I was given $$a_n = \int _{0}^{1/4} x^n.e^{-x} dx (n=1,2,3..)$$ $$na_n = a_{n+1} - a_n + {\left( \frac 14 \right)}^{n+1} e^{-1/4}$$
I was asked, Find $\displaystyle\sum_{1}^n ka_k$
$$\sum_{1}^n ka_k = a_1 + 2a_2 + 3a_3 ... + na_n$$ $$na_n = a_{n+1} - a_n + {\left( \frac 14 \right)}^{n+1} e^{-1/4} = (n+1)a_n + \frac 54 e^{-1/4} - 1$$
What should i do now?
On
Even without proving the recurrence relation, the series $\sum_{k\geq 1}ka_k$ can be computed via
$$\sum_{k\geq 1}ka_k = \int_{0}^{1/4} e^{-x}\sum_{k\geq 1}k x^k\,dx =\int_{0}^{1/4}\frac{x e^{-x}}{(1-x)^2}\,dx=\left[\frac{e^{-x}}{1-x}\right]_{0}^{1/4}=\color{red}{\frac{4}{3}e^{-1/4}-1}.$$
A similar argument applies to the partial sums of the LHS.
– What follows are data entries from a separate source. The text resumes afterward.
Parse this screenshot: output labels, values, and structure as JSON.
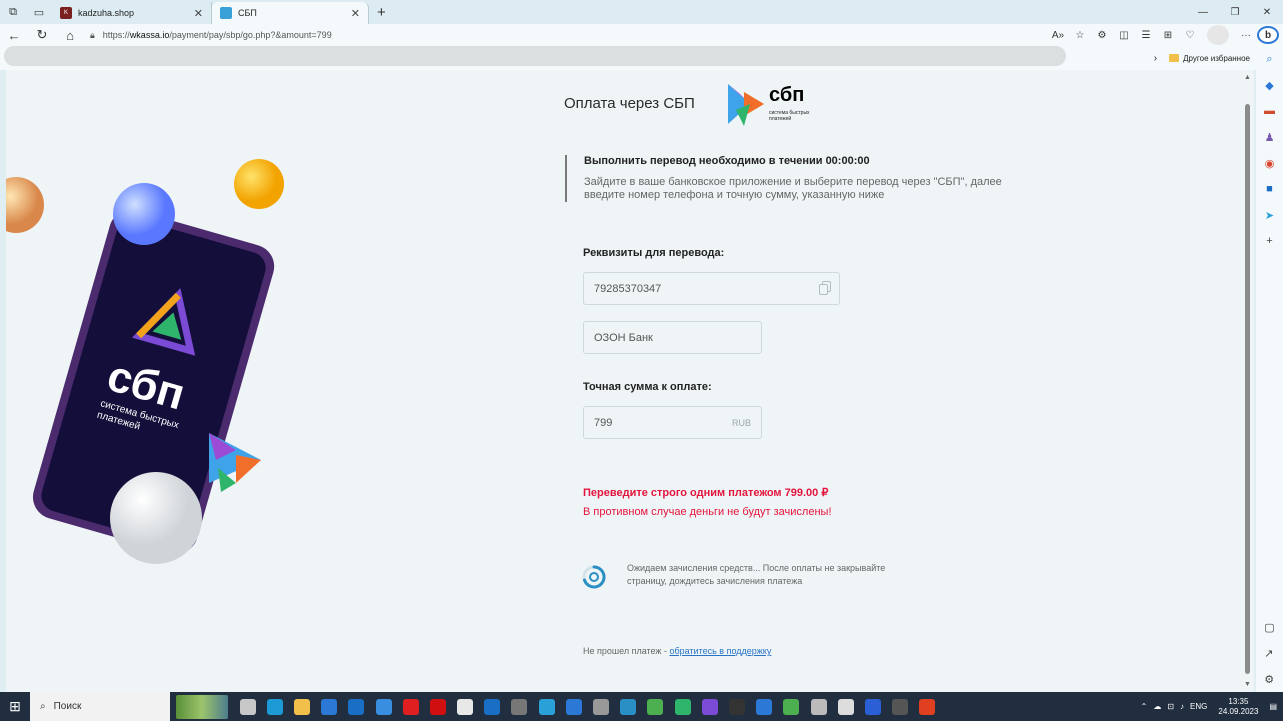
{
  "browser": {
    "tabs": [
      {
        "label": "kadzuha.shop",
        "active": false
      },
      {
        "label": "СБП",
        "active": true
      }
    ],
    "url_prefix": "https://",
    "url_host": "wkassa.io",
    "url_path": "/payment/pay/sbp/go.php?&amount=799",
    "favorites_other": "Другое избранное"
  },
  "page": {
    "heading": "Оплата через СБП",
    "logo_word": "сбп",
    "logo_sub": "система быстрых платежей",
    "notice_title": "Выполнить перевод необходимо в течении 00:00:00",
    "notice_text": "Зайдите в ваше банковское приложение и выберите перевод через \"СБП\", далее введите номер телефона и точную сумму, указанную ниже",
    "requisites_label": "Реквизиты для перевода:",
    "phone": "79285370347",
    "bank": "ОЗОН Банк",
    "amount_label": "Точная сумма к оплате:",
    "amount": "799",
    "currency": "RUB",
    "warning_strong": "Переведите строго одним платежом 799.00 ₽",
    "warning_text": "В противном случае деньги не будут зачислены!",
    "waiting_text": "Ожидаем зачисления средств... После оплаты не закрывайте страницу, дождитесь зачисления платежа",
    "support_prefix": "Не прошел платеж - ",
    "support_link": "обратитесь в поддержку"
  },
  "taskbar": {
    "search_placeholder": "Поиск",
    "lang": "ENG",
    "time": "13:35",
    "date": "24.09.2023"
  },
  "colors": {
    "accent_red": "#e3143c",
    "link": "#2873c6",
    "page_bg": "#eff5f7"
  }
}
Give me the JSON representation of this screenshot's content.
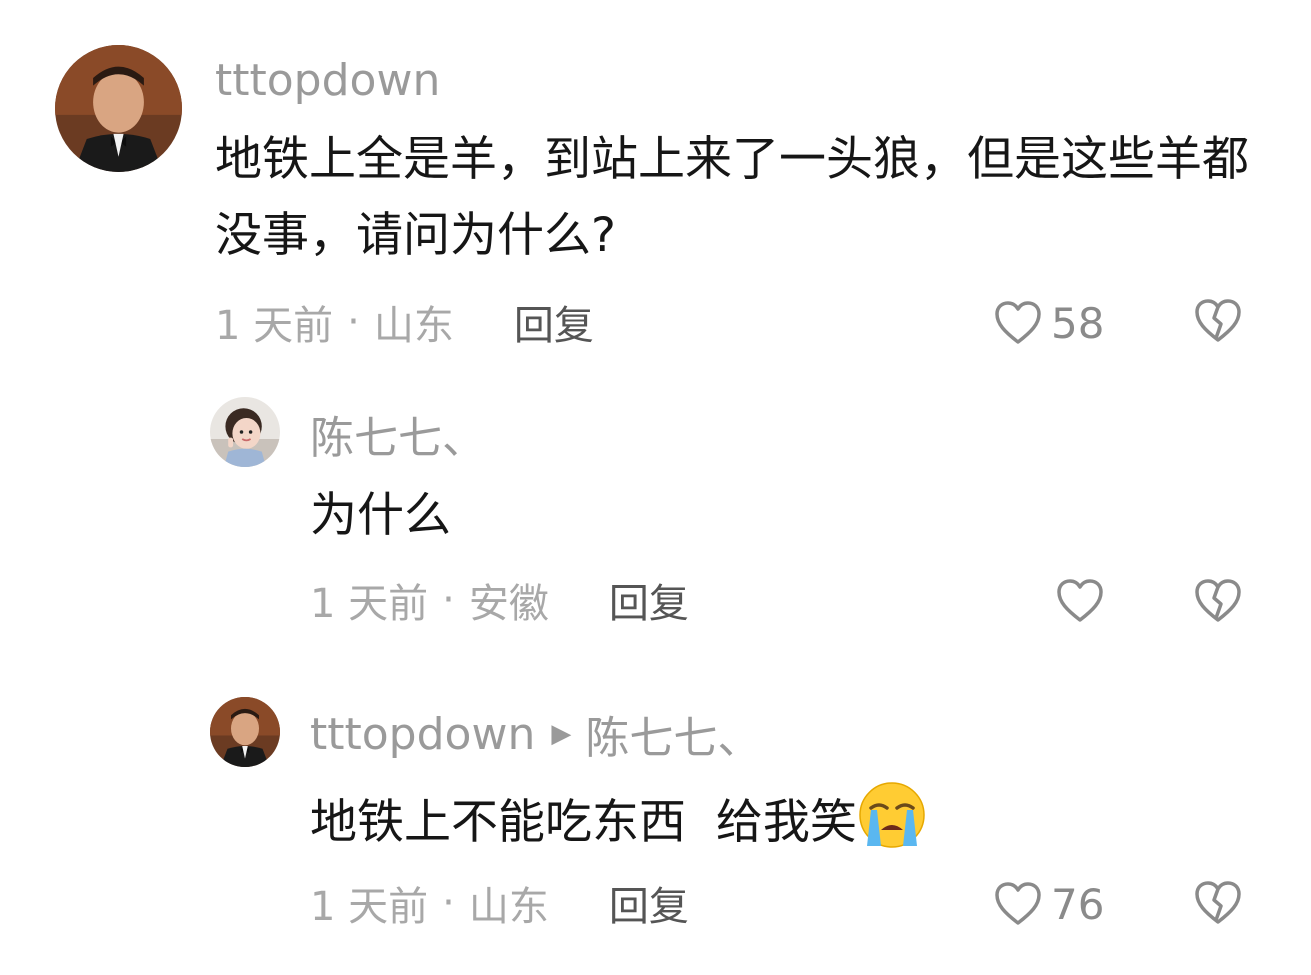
{
  "comments": [
    {
      "username": "tttopdown",
      "text": "地铁上全是羊，到站上来了一头狼，但是这些羊都没事，请问为什么?",
      "time": "1 天前",
      "location": "山东",
      "reply_label": "回复",
      "likes": "58"
    },
    {
      "username": "陈七七、",
      "text": "为什么",
      "time": "1 天前",
      "location": "安徽",
      "reply_label": "回复",
      "likes": ""
    },
    {
      "username": "tttopdown",
      "reply_to": "陈七七、",
      "text": "地铁上不能吃东西  给我笑",
      "emoji": "loudly-crying-face",
      "time": "1 天前",
      "location": "山东",
      "reply_label": "回复",
      "likes": "76"
    }
  ],
  "meta_separator": "·",
  "reply_arrow": "▶"
}
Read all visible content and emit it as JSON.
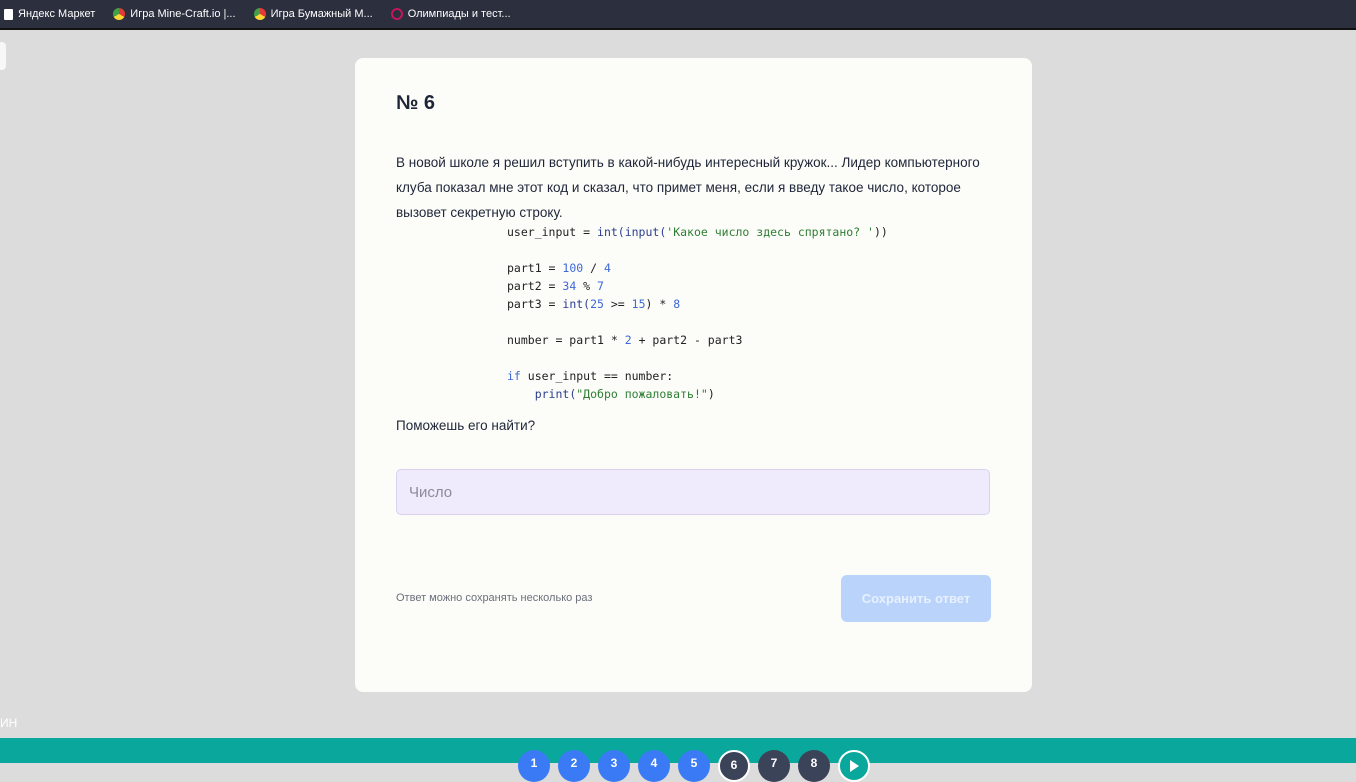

We have $$na_n=a_{n+1}-a_n+\frac{1}{4^{n+1}}e^{-1/4}$$ thus $$\sum_{k=1}^n ka_k =\sum_{k=1}^n a_{k+1}-a_k+\frac{1}{4^{k+1}}e^{-1/4}\\ =\sum_{k=1}^n a_{k+1}-a_k +\sum_{k=1}^n \frac{1}{4^{k+1}}e^{-1/4}\\ =(a_{n+1}-a_1)+e^{-1/4}\sum_{k=1}^n \frac{1}{4^{k+1}}\\ $$ The last sum is sum of geometric progression . Note that the first sum is telescopic.